Visiting Faculty Fellow, 2008-09 | Department of Philosophy
Professor of Philosophy, University of Calgary.
Professor McKerlie is a professor of philosophy at the University of Calgary. His writing is focused on ancient philosophy and contemporary moral and political philosophy. Currently he is working on the subject of justice between age-groups, or justice between the young and the old. He criticizes the view (endorsed by Norman Daniels and Ronald Dworkin) that we can determine what the young owe to the elderly by taking as our model a hypothetical prudential choice made by one person about distribution over the different temporal stages in his own life. The positive view that he defends is egalitarian. However, he also rejects the view of most egalitarian writers (for example, John Rawls and Thomas Nagel) that justice is satisfied as long as peoples’ lives considered as a whole are made equal. His view claims that the key to understanding justice between the young and the old is the application of egalitarian values, the value of equality itself, or the value of egalitarian priority, to temporal parts of lives rather than to complete lifetimes.

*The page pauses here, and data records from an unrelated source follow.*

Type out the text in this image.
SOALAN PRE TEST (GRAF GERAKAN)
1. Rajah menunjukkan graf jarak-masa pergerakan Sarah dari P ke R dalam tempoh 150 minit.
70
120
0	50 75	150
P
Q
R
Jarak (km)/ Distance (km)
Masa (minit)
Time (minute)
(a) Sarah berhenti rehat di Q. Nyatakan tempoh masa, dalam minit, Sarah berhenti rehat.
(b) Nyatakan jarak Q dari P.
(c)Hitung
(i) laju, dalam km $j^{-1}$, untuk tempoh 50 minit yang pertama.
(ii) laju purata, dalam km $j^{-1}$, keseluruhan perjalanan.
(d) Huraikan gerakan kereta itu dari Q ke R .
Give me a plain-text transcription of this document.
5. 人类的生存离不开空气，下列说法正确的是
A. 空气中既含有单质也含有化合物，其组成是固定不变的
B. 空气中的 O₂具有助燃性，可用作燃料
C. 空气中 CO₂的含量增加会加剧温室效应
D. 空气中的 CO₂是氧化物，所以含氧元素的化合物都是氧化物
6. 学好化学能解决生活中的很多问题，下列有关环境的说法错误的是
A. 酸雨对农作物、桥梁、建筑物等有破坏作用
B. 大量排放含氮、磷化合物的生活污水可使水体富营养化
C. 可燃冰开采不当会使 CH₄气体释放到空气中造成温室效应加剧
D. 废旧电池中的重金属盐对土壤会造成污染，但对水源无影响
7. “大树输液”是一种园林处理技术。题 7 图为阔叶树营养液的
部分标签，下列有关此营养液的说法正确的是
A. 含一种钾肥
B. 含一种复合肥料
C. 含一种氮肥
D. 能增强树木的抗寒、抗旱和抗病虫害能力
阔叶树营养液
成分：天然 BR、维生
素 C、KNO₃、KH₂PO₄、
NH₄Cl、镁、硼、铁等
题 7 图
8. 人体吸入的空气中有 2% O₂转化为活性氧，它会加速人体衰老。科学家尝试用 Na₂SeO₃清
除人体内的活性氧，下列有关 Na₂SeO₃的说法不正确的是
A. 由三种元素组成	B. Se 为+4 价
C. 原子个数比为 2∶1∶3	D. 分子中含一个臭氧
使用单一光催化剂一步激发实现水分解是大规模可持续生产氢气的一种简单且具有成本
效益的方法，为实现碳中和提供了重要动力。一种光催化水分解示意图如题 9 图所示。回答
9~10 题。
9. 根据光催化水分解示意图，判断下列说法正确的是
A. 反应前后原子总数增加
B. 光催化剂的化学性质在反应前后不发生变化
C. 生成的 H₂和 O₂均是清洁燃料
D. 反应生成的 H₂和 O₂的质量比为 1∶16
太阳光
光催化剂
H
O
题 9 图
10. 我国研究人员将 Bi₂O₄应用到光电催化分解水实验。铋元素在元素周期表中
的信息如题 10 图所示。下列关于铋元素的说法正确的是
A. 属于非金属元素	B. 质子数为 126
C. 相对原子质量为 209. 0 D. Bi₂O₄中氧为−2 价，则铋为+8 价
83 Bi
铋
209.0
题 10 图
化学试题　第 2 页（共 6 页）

Such a view has very different implications for the institution of social security and the provision of health care to the elderly than a utilitarian view, an egalitarian view that is only concerned with lifetimes, or a constructivist view that relies on a hypothetical prudential choice. His project for the fellowship year is to complete a book manuscript explaining and defending this approach to justice between age-groups.
He has published articles in Ethics, Philosophy & Public Affairs, The Canadian Journal of Philosophy, Utilitas, and Economics and Philosophy. He is the author of “Justice and the Elderly” in The Oxford Handbook of Bioethics, ed.by Bonnie Steinbock.
He received his M.A. from the University of Calgary and a D. Phil. from Oxford. He has been an Executive Editor of the Canadian Journal of Philosophy and a member of the Editorial Board of Ethics.